Australia's waste increased at more than double the rate of economic production over an 18 year period.
According to data released by the Australian Bureau of Statistics(ABS) the amount of combined industrial and household waste increased by 163 per cent between 1996 and 2014 while gross value added to economic production only rose by 73 per cent.
"We compare the growth of the economy with some of the environmental pressures ... to try and draw a story of how interrelated the economy and the environment are," ABS Environmental Statistic Section Assistant Director Peter Comisari told AAP.
The report also put a price tag on everything that could theoretically be sold from Australia's environment including resources like iron ore, land, timber and fish.

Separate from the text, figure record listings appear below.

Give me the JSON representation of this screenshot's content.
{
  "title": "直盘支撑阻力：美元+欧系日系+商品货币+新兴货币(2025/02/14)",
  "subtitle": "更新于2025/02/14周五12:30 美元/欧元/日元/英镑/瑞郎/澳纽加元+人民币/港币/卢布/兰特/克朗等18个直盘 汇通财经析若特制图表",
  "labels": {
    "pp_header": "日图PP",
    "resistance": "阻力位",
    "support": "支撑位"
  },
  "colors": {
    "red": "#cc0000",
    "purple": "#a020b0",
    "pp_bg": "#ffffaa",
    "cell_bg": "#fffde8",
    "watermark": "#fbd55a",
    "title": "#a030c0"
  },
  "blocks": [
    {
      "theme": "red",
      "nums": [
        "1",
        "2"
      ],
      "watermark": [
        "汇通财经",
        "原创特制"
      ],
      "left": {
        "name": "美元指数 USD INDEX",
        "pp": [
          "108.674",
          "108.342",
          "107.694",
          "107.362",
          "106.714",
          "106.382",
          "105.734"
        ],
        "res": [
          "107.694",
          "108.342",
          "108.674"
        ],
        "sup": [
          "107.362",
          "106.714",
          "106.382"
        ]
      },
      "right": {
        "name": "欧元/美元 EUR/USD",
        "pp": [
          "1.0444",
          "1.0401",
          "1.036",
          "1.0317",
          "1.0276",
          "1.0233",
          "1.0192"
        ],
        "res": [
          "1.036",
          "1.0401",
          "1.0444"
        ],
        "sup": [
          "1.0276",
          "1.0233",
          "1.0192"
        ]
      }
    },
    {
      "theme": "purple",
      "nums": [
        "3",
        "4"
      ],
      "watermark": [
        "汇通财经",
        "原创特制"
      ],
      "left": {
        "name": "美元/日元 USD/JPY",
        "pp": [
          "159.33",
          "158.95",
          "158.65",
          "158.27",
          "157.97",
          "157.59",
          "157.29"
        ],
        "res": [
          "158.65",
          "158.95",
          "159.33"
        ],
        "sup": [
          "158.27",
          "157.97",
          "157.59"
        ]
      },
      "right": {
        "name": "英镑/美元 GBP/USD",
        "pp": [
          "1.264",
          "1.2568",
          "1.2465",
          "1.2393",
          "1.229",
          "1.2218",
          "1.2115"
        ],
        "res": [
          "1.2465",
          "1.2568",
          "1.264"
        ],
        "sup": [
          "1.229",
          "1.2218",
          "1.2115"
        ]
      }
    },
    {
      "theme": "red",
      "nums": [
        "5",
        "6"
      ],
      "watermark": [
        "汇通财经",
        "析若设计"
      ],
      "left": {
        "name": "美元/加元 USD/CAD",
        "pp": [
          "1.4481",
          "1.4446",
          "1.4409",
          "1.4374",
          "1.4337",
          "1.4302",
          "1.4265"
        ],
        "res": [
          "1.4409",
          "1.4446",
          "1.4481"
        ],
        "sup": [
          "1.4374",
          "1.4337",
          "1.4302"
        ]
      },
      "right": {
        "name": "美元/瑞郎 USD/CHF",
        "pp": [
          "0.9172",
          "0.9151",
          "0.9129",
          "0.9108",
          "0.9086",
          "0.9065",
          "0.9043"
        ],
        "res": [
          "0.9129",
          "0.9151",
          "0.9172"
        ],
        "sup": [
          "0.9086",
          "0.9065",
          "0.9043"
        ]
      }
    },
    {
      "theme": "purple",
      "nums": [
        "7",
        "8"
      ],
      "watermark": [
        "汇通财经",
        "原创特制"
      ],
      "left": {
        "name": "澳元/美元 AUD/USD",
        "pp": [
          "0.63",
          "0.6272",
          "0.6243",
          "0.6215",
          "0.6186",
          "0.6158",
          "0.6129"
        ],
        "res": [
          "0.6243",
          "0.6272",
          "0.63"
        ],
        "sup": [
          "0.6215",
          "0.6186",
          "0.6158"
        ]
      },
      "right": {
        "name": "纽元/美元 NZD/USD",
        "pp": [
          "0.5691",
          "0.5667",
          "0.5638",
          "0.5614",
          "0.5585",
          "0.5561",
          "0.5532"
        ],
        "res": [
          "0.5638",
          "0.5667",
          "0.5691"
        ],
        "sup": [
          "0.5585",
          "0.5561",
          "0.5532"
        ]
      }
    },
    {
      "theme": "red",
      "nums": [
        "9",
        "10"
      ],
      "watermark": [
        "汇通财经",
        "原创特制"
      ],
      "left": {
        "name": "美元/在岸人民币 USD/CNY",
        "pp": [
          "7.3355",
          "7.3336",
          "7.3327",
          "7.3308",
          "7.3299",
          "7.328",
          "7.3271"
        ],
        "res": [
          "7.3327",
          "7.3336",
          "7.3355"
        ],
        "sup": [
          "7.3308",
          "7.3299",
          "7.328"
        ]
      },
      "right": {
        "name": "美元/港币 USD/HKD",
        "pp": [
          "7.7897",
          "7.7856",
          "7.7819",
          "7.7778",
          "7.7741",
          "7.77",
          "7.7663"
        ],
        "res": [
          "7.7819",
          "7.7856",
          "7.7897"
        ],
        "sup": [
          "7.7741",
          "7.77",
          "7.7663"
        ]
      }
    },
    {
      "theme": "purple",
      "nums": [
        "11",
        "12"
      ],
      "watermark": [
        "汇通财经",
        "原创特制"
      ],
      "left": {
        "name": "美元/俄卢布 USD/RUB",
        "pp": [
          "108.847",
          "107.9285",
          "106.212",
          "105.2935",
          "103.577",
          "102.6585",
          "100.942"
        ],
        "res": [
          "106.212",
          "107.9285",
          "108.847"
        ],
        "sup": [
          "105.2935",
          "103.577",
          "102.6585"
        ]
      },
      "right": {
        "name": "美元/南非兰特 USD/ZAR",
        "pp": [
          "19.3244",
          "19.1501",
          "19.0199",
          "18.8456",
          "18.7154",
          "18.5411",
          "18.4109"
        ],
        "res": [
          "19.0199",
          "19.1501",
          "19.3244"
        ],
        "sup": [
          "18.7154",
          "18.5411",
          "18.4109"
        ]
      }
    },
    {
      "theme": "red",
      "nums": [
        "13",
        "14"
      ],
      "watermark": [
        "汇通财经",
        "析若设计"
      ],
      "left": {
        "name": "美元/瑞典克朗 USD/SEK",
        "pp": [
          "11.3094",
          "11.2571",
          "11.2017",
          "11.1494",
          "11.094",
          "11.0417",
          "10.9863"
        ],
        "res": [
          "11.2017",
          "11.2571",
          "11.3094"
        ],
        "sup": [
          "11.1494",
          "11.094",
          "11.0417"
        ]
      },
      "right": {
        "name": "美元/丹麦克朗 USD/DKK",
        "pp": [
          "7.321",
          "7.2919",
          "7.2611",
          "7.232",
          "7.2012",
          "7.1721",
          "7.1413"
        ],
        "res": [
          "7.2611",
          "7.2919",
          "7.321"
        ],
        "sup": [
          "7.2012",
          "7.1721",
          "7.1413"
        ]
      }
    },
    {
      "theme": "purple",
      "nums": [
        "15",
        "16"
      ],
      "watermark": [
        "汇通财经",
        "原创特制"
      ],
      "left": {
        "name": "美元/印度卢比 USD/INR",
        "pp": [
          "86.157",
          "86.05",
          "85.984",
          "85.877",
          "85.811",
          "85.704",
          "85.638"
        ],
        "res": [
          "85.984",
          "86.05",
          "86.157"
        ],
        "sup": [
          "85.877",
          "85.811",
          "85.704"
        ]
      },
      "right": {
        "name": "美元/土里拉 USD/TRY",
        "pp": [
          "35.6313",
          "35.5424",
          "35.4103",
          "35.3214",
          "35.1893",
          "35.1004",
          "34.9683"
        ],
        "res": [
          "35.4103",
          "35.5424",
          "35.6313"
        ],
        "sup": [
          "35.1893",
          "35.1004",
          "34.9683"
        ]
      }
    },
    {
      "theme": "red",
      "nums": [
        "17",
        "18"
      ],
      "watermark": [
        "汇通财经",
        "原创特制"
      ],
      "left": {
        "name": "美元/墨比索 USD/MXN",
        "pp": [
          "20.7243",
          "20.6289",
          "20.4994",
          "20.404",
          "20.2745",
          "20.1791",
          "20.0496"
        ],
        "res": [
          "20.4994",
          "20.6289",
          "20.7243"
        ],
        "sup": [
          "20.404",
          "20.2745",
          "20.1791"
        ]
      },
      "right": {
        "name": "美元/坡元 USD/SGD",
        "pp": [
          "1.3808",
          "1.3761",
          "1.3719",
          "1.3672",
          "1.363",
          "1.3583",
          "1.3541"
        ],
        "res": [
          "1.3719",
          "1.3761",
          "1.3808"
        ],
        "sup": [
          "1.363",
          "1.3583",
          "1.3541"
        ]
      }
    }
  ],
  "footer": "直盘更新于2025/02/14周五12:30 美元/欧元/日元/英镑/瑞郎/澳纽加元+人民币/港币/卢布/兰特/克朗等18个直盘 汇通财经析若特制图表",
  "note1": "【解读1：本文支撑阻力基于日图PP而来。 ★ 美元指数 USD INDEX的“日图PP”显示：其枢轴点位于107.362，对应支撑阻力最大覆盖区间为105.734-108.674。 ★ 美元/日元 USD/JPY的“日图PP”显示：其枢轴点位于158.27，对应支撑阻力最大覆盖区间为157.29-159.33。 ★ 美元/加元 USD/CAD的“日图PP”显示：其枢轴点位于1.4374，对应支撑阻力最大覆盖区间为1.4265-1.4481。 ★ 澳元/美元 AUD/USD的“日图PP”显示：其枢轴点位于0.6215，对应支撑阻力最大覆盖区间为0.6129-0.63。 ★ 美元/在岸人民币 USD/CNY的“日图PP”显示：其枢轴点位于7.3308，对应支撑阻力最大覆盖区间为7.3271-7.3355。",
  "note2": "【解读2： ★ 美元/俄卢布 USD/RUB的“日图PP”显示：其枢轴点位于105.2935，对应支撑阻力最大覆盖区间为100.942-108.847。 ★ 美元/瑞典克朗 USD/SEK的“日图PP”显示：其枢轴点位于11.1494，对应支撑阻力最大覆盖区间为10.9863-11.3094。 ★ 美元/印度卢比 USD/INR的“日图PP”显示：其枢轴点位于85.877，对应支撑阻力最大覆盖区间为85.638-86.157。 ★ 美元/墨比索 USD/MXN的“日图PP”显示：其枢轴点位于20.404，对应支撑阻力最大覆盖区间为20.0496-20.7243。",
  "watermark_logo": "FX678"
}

It evaluated Australia's value at $5.8 trillion in June 2015, almost double its value nine years earlier.
The rise in value could mainly be attributed to property price rises and increasing demand for mineral resources, Mr Comisari said.
Ecosystems, such as the Great Barrier Reef, have not been included in the overall value.
"That's currently in the too hard basket ... at this stage there are no national statistical agencies that have numbers on that," Mr Comisari said.
In 2015 81 per cent of Australia's natural value was held in land, accounting for more than $4 trillion of the $5.8 trillion total.
Mineral and energy resources made up most of the remaining natural value.